Housing poverty is increasing, particularly outside of dense urban areas and affordability and accessibility are significant concerns.
U.S. house prices rose 5.6 percent in 2016, finally surpassing the high reached nearly a decade earlier.
But the number of households earning less than $15,000 grew by roughly 37 percent between 2000 and 2016.
The number of households earning $150,000 or more is up by 37 percent.
The number of household in middle income groups saw a rise to just 16 percent.
Middle-income households are disappearing, this can have a serious impact for the financial security of millions of lower-income households.
“While the recovery in home prices reflects a welcome pickup in demand, it is also being driven by very tight supply,” says Chris Herbert, the Center’s managing director. Even after seven straight years of construction growth, the US added less new housing over the last decade than in any other ten-year period going back to at least the 1970s. The rebound in single-family construction has been particularly weak. According to Herbert, “Any excess housing that may have been built during the boom years has been absorbed, and a stronger supply response is going to be needed to keep pace with demand—particularly for moderately priced homes.”
With the rising incomes and prices of homes, inequality is rising as well. Many low-income households are unable to afford housing.
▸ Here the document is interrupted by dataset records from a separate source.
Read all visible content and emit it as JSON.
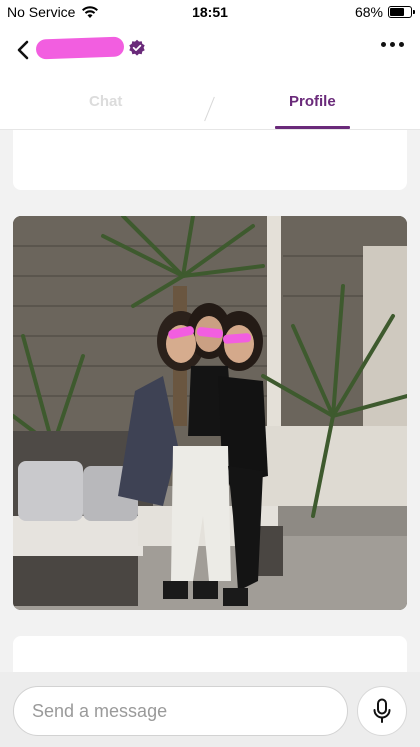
{
  "status_bar": {
    "carrier": "No Service",
    "time": "18:51",
    "battery": "68%",
    "battery_level": 0.68,
    "icons": [
      "wifi-icon",
      "battery-icon"
    ]
  },
  "header": {
    "name": "",
    "icons": [
      "back-arrow-icon",
      "verified-badge-icon",
      "more-options-icon"
    ],
    "verified_color": "#6a2a7a"
  },
  "tabs": [
    {
      "label": "Chat",
      "active": false
    },
    {
      "label": "Profile",
      "active": true
    }
  ],
  "accent_color": "#6a2a7a",
  "profile": {
    "photo_icon": "profile-photo"
  },
  "composer": {
    "placeholder": "Send a message",
    "value": "",
    "mic_icon": "microphone-icon"
  }
}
It becomes a challenge to having an afford home. Majority of low-income people are renters. The rental market across the country is extremely tight. The vacancy rate fell for the seventh straight year in 2016, dipping to 6.9 percent—its lowest level in more than three decades. The limited options for low-income families are shrinking.
According to the Harvard Study, “21 million renter households were cost-burdened (paying more than 30 percent of their income on housing) and 11.1 million renter households were severely cost-burdened (paying more than 50 percent of their income on housing) in 2015.”
In addition to facing growing income inequality, neighborhoods are becoming more segregated economically. There has been an increase of about 33.8 million to 47.7 million people living below the federal poverty, in the last 10 years. A growing concern of the inaccessibility of affordable homes to low and moderate-income households.